Even with significant improvements in cancer therapy, the most important factor for survival remains the stage at diagnosis, and catching more cancers earlier requires more screening. That's the concept behind the Integrated Cancer Prevention Center (ICPC) at the Tel Aviv Medical Center in Israel. Everyone is eligible for comprehensive cancer screening regardless of symptoms.
In a proof-of-concept study, oncologists and researchers at the center recently reported data from the 13 years that the center has been operating and screening patients for cancer (J Clin Oncol 2023; doi: 10.1200/JCO.22.00938). All patients who underwent comprehensive screening during that time were included in the dataset. The study reported how many cancers were detected, how many were missed, and how many were caught early. Currently, costs for screening are paid for out of pocket by patients. The study's authors concluded in the paper: "We successfully detected cancers at an early stage, which has the potential to reduce morbidity and mortality, as well as offer substantial cost savings."
In an interview with Oncology Times, Ezra Bernstein, MD, MPH, a resident physician at NYU Langone Health, shared thoughts on the findings and how the screening works. Before joining NYU, Bernstein worked on research in the ICPC at the Tel Aviv Medical Center in Israel while doing a Fulbright fellowship.
1 What is an integrated cancer prevention center and how does comprehensive cancer screening work?
"Our program was the first of its kind where, in a single visit, many of the most common cancers are screened for. Patients see physicians from various specialties and undergo a series of tests. Participants fill out an epidemiologic questionnaire, including information regarding diet, physical activity, smoking status, and alcohol intake, as well as personal or family history of cancer. The questionnaire also includes a comprehensive systems-based assessment that covers symptoms and other relevant past medical history that could indicate an underlying malignancy, such as a change in bowel habits or a history of hepatitis.
"Additionally, each patient is interviewed and undergoes a medical examination by physicians specializing in internal medicine/oncology, plastic surgery, and oral surgery. All women are examined by a breast surgeon and gynecologist and undergo a transvaginal ultrasound and Pap smear. Men are examined by a urologist. Complete blood cell count; bone morphogenetic protein; inflammatory markers (CRP and fibrinogen); and thyroid, liver, and kidney function tests are evaluated in all participants.
"The screening tests also consist of PSA and free PSA for all men over age 40, colonoscopy for men and women older than 40 years, mammography for all women over age 40, and low-dose chest computed tomography in moderate to heavy smokers who are over 50 years old and 20 pack-years history, after a thorough discussion of the risks and benefits of such screening.
"An internist or oncologist orders further diagnostic tests (such as ultrasound, endoscopy, or CT) based on symptoms, family history, physical exam, abnormal laboratory tests, individual risk factors, or other abnormalities identified during the visit. In cases where there is a concern for malignancy, the center schedules follow-ups and referrals. These centers are becoming more common and some of the major cancer centers, like MD Anderson, now have them as well."
2 What were the key findings from this trial?

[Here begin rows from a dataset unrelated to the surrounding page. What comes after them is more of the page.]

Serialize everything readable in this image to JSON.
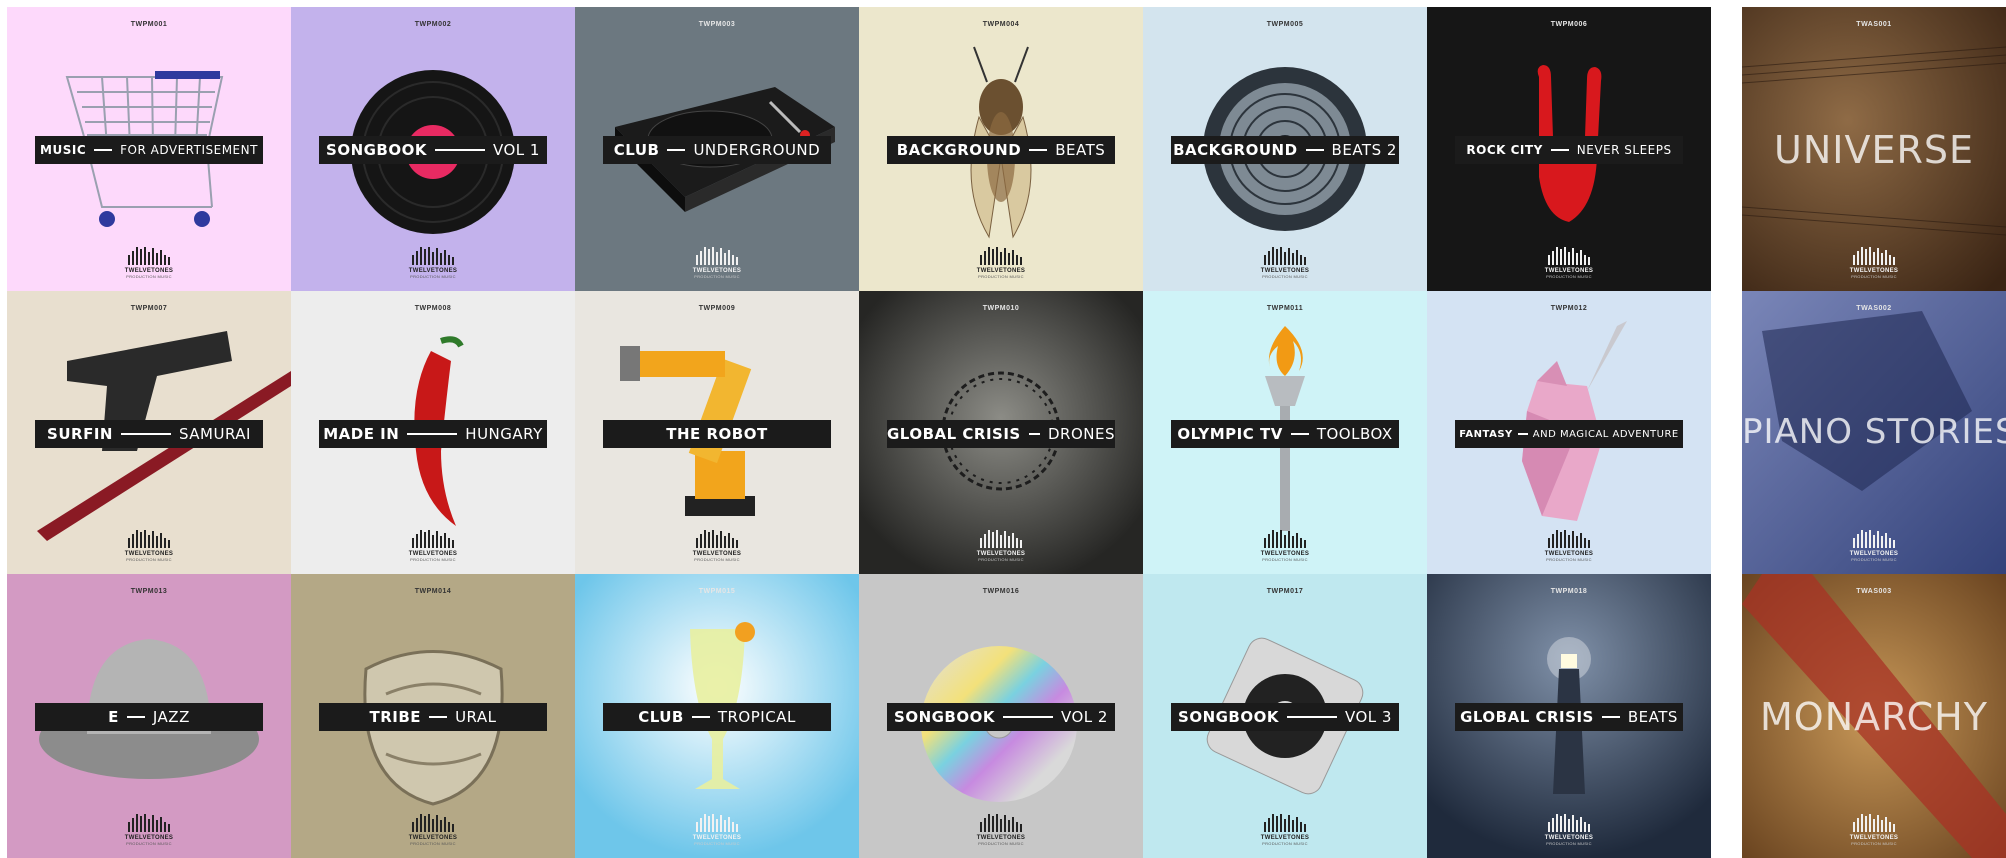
{
  "brand": {
    "name": "TWELVETONES",
    "sub": "PRODUCTION MUSIC"
  },
  "albums": [
    {
      "code": "TWPM001",
      "title": "MUSIC",
      "subtitle": "FOR ADVERTISEMENT",
      "bg": "#fdd9fb",
      "art": "shopping-cart-icon"
    },
    {
      "code": "TWPM002",
      "title": "SONGBOOK",
      "subtitle": "VOL 1",
      "bg": "#c3b2ec",
      "art": "vinyl-record-icon"
    },
    {
      "code": "TWPM003",
      "title": "CLUB",
      "subtitle": "UNDERGROUND",
      "bg": "#6c7880",
      "art": "turntable-icon"
    },
    {
      "code": "TWPM004",
      "title": "BACKGROUND",
      "subtitle": "BEATS",
      "bg": "#ece7cc",
      "art": "cicada-icon"
    },
    {
      "code": "TWPM005",
      "title": "BACKGROUND",
      "subtitle": "BEATS 2",
      "bg": "#d3e4ee",
      "art": "fan-icon"
    },
    {
      "code": "TWPM006",
      "title": "ROCK CITY",
      "subtitle": "NEVER SLEEPS",
      "bg": "#151515",
      "art": "rock-hand-icon"
    },
    {
      "code": "TWPM007",
      "title": "SURFIN",
      "subtitle": "SAMURAI",
      "bg": "#e8dfcf",
      "art": "pistol-katana-icon"
    },
    {
      "code": "TWPM008",
      "title": "MADE IN",
      "subtitle": "HUNGARY",
      "bg": "#ededed",
      "art": "chili-pepper-icon"
    },
    {
      "code": "TWPM009",
      "title": "THE ROBOT",
      "subtitle": "",
      "bg": "#e9e6e0",
      "art": "robot-arm-icon"
    },
    {
      "code": "TWPM010",
      "title": "GLOBAL CRISIS",
      "subtitle": "DRONES",
      "bg": "#4a4a46",
      "art": "barbed-wire-icon"
    },
    {
      "code": "TWPM011",
      "title": "OLYMPIC TV",
      "subtitle": "TOOLBOX",
      "bg": "#cff3f7",
      "art": "torch-icon"
    },
    {
      "code": "TWPM012",
      "title": "FANTASY",
      "subtitle": "AND MAGICAL ADVENTURE",
      "bg": "#d4e3f3",
      "art": "unicorn-icon"
    },
    {
      "code": "TWPM013",
      "title": "E",
      "subtitle": "JAZZ",
      "bg": "#d39ac3",
      "art": "fedora-hat-icon"
    },
    {
      "code": "TWPM014",
      "title": "TRIBE",
      "subtitle": "URAL",
      "bg": "#b4a886",
      "art": "ornate-bowl-icon"
    },
    {
      "code": "TWPM015",
      "title": "CLUB",
      "subtitle": "TROPICAL",
      "bg": "#8fd3ee",
      "art": "cocktail-icon"
    },
    {
      "code": "TWPM016",
      "title": "SONGBOOK",
      "subtitle": "VOL 2",
      "bg": "#c7c7c7",
      "art": "compact-disc-icon"
    },
    {
      "code": "TWPM017",
      "title": "SONGBOOK",
      "subtitle": "VOL 3",
      "bg": "#bfe8ef",
      "art": "music-player-icon"
    },
    {
      "code": "TWPM018",
      "title": "GLOBAL CRISIS",
      "subtitle": "BEATS",
      "bg": "#394a62",
      "art": "lighthouse-icon"
    }
  ],
  "side_albums": [
    {
      "code": "TWAS001",
      "title": "UNIVERSE",
      "bg": "#6b4a30",
      "art": "sheet-music-texture-icon"
    },
    {
      "code": "TWAS002",
      "title": "PIANO STORIES",
      "bg": "#4d5f9e",
      "art": "piano-shadow-icon"
    },
    {
      "code": "TWAS003",
      "title": "MONARCHY",
      "bg": "#a0703e",
      "art": "royal-sash-icon"
    }
  ]
}
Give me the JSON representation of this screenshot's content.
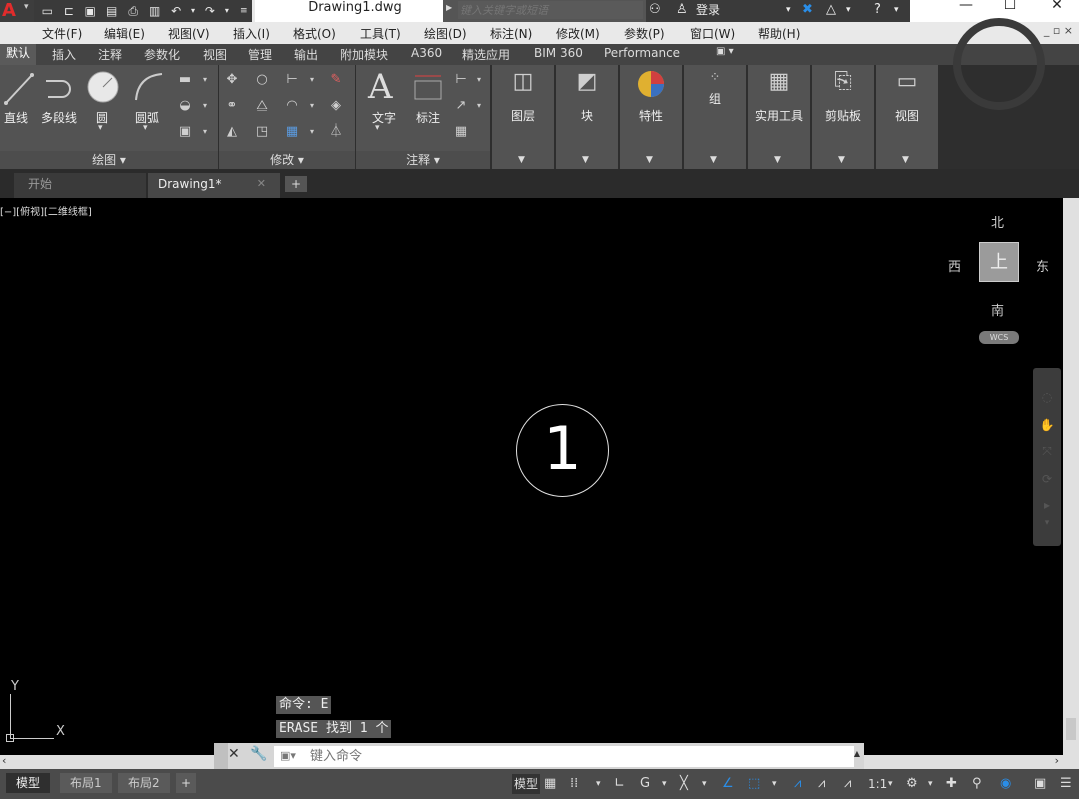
{
  "window": {
    "title": "Drawing1.dwg",
    "search_placeholder": "键入关键字或短语",
    "login": "登录",
    "minimize": "—",
    "maximize": "☐",
    "close": "✕"
  },
  "menu": [
    "文件(F)",
    "编辑(E)",
    "视图(V)",
    "插入(I)",
    "格式(O)",
    "工具(T)",
    "绘图(D)",
    "标注(N)",
    "修改(M)",
    "参数(P)",
    "窗口(W)",
    "帮助(H)"
  ],
  "menu_right": "_ ▫ ×",
  "ribbon_tabs": [
    "默认",
    "插入",
    "注释",
    "参数化",
    "视图",
    "管理",
    "输出",
    "附加模块",
    "A360",
    "精选应用",
    "BIM 360",
    "Performance"
  ],
  "ribbon_tab_extra": "▣ ▾",
  "draw_panel": {
    "title": "绘图 ▾",
    "tools": [
      "直线",
      "多段线",
      "圆",
      "圆弧"
    ]
  },
  "modify_panel": {
    "title": "修改 ▾"
  },
  "annotation_panel": {
    "title": "注释 ▾",
    "tools": [
      "文字",
      "标注"
    ]
  },
  "panels_right": [
    "图层",
    "块",
    "特性",
    "组",
    "实用工具",
    "剪贴板",
    "视图"
  ],
  "doc_tabs": [
    "开始",
    "Drawing1*"
  ],
  "doc_tab_add": "+",
  "doc_tab_close": "✕",
  "viewport": {
    "label": "[−][俯视][二维线框]",
    "shape_text": "1",
    "viewcube": {
      "north": "北",
      "south": "南",
      "east": "东",
      "west": "西",
      "top": "上",
      "wcs": "WCS"
    },
    "ucs_x": "X",
    "ucs_y": "Y"
  },
  "command_history": [
    "命令: E",
    "ERASE 找到 1 个"
  ],
  "command_prompt": "键入命令",
  "layout_tabs": [
    "模型",
    "布局1",
    "布局2"
  ],
  "layout_add": "+",
  "status": {
    "model": "模型",
    "scale": "1:1"
  }
}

"The key findings were that more than 1 percent of the healthy asymptomatic subjects had a malignant lesion detected. Importantly, the majority of these cancers were found at an early stage with over 75 percent found at Stage 0, I, or II, some of which may have otherwise been diagnosed at a later stage with reduced treatment efficacy, increased morbidity and mortality, increased cost of treatment, and a worse chance for cure.
"As a result of early detection, only 31 cancers (12.5%) were found at a metastatic stage. When compared to the Israeli general public over the same time period, the percentage of cancers found at metastatic Stage IV at the ICPC was lower for all cancers. This tells us that the ICPC is a very successful cancer screening model as we found a great number of cancers at early stages. This research is a culmination of over 13 years that the Integrated Cancer Prevention Center has been open. At this point, we have collected data on over 17,000 patients who visited the ICPC and have sufficient data to publish and show the benefits of our program."
3 Is implementing this type of screening on a larger scale feasible?
"It is absolutely feasible on a large scale. In fact, if implemented on a large scale with government support and funding, screening costs will decrease as a function of economies of scale. The next steps for our work are to evaluate for a mortality benefit from our program, as well as the cost savings offered by a program such as the ICPC."